When I ask her if, à la Gwyneth and Goop, she’s ready to become a full-fledged lifestyle brand, she says she is ready for it to expand in different ways, as long as it keeps the same values at heart: practical, realistic, fun ways to make our lives easier.

And with that, Bodhi and Bagrie return home from their sunshine stroll, and Lim slips from businesswoman to mum instantly, blowing raspberries on Bodhi’s stomach as Bagrie gets him changed.

Yep, she’s ready all right.

Nadia’s Nude Food rules

People will always ask ‘what should I do to be healthy?’ And I always had a lot of trouble condensing it down.

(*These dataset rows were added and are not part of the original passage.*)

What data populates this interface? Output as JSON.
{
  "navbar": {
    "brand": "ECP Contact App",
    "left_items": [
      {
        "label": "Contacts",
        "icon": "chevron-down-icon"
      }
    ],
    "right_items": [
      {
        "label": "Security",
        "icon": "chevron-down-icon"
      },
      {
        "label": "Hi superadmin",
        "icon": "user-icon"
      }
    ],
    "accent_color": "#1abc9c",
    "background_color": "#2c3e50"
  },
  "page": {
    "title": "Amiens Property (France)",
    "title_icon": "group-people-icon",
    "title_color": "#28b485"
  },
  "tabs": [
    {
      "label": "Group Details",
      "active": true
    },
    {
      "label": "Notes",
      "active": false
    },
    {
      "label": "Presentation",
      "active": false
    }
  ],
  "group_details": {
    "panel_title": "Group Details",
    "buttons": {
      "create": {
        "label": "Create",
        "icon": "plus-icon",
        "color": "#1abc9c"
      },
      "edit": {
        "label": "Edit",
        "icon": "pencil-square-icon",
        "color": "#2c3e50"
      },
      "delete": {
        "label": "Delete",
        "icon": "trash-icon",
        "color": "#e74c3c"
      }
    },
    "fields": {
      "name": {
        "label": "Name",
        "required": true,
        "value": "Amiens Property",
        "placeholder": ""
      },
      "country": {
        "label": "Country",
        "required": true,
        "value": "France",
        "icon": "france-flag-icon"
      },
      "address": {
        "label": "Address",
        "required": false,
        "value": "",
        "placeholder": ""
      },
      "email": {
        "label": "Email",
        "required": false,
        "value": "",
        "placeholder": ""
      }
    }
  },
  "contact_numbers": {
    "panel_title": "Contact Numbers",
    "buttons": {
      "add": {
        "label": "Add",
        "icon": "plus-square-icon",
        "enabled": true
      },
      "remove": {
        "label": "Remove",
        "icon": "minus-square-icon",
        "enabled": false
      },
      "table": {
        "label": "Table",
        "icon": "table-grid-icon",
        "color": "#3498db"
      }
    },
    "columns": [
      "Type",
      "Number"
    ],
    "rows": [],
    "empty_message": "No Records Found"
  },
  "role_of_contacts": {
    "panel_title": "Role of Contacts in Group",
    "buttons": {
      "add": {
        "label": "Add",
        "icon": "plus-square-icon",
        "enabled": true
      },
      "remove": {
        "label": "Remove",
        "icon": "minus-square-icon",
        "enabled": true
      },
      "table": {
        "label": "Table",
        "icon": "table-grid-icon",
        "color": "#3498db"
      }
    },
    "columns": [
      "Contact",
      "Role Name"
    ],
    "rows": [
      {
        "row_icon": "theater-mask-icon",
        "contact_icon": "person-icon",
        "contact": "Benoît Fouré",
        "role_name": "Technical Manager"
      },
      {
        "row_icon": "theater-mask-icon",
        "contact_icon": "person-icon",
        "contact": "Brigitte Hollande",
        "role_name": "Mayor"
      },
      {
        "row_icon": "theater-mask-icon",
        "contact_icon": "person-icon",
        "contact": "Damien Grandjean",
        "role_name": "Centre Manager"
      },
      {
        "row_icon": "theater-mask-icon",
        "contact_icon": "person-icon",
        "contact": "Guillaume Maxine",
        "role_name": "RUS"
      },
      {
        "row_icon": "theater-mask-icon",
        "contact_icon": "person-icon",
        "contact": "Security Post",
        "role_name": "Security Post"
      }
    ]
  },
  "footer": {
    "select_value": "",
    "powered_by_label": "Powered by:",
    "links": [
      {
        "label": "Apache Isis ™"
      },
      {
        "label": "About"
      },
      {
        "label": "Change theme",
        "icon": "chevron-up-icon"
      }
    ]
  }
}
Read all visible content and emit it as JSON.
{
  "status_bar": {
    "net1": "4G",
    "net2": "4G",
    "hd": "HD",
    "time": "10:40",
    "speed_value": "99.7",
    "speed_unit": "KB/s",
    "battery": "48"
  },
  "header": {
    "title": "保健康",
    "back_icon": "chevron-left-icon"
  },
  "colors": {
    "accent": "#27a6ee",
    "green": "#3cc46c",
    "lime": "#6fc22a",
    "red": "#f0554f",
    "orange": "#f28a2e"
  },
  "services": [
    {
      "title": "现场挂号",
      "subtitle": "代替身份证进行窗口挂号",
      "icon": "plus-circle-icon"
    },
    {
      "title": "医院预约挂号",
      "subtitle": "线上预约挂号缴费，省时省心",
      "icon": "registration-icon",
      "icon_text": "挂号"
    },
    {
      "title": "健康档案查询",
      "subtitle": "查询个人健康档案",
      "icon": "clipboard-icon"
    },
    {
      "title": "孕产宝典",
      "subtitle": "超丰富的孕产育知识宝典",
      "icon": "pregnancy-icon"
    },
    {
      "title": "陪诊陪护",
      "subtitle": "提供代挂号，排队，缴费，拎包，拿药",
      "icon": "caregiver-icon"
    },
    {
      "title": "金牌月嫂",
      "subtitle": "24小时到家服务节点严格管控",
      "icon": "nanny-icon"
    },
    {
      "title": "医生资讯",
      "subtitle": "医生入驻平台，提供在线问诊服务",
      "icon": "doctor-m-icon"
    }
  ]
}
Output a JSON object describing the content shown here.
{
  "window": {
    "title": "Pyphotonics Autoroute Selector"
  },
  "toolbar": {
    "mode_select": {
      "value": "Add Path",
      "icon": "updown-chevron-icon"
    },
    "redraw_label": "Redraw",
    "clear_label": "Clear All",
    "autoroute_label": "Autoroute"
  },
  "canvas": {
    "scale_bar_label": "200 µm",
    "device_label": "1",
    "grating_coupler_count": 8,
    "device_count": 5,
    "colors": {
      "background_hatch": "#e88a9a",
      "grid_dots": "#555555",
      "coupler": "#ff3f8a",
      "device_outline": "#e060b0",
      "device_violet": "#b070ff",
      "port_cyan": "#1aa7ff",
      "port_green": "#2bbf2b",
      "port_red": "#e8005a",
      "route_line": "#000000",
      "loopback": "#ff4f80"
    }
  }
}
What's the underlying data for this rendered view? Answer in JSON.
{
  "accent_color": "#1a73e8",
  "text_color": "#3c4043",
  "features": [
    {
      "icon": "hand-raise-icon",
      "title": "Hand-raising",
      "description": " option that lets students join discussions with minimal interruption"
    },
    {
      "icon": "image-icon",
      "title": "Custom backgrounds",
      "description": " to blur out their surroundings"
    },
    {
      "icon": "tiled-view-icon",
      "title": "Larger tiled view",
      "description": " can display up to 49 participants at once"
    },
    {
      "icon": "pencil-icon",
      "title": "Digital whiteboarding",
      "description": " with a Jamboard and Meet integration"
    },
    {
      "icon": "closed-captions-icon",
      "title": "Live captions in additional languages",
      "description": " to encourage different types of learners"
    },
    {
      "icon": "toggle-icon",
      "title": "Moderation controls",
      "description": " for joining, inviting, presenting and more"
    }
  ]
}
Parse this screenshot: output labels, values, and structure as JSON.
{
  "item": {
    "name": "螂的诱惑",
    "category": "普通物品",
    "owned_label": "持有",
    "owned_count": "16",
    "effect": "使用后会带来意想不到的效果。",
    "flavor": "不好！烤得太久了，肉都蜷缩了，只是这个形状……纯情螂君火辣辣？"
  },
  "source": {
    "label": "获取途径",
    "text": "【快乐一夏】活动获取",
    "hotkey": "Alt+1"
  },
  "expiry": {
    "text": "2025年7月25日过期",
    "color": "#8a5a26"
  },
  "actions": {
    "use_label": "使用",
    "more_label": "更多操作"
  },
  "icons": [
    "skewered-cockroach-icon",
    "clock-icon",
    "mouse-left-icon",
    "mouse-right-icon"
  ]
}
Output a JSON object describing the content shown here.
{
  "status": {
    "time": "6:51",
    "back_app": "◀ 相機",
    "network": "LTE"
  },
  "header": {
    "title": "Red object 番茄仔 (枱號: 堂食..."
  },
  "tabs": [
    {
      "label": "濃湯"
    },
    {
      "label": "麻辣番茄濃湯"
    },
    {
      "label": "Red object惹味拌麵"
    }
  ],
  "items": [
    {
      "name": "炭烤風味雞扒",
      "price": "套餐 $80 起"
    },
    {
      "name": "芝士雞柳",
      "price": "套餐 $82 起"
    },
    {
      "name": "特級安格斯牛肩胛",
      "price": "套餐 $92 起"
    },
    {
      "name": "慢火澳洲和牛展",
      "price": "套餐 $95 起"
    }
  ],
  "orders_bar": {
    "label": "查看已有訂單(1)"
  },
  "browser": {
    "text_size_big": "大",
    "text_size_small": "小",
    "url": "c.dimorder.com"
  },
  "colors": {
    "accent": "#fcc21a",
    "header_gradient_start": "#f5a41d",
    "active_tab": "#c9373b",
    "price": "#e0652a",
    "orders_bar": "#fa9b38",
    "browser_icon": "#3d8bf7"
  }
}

Because there are so many things – there is no rule book!

I wanted to explain it in a way that empowered people to make the right decision for them.

Ignore the fads and diets

They’re just distractions. There’s no such thing as a list of foods you MUST have and a list of foods you MUST avoid.

Eat real food

Food that comes from the ground, the sea and the sky, and less that comes out of a factory. But that’s 90 per cent of the time; 10 per cent of the time, eat whatever you want. And enjoy it! Have a balanced relationship with food.

Trust your instincts

Everyone seems to rely on some health expert who they think knows better than them. But how could they know better than you what suits your own body? Everyone is so genetically varied, there’s no one diet that fits all. Like, I’m fine with having gluten so I’m going to keep having gluten. Some people will say five small meals a day is better for your metabolism but for me, three good solid meals work. When it comes down to it, you’re your best guru.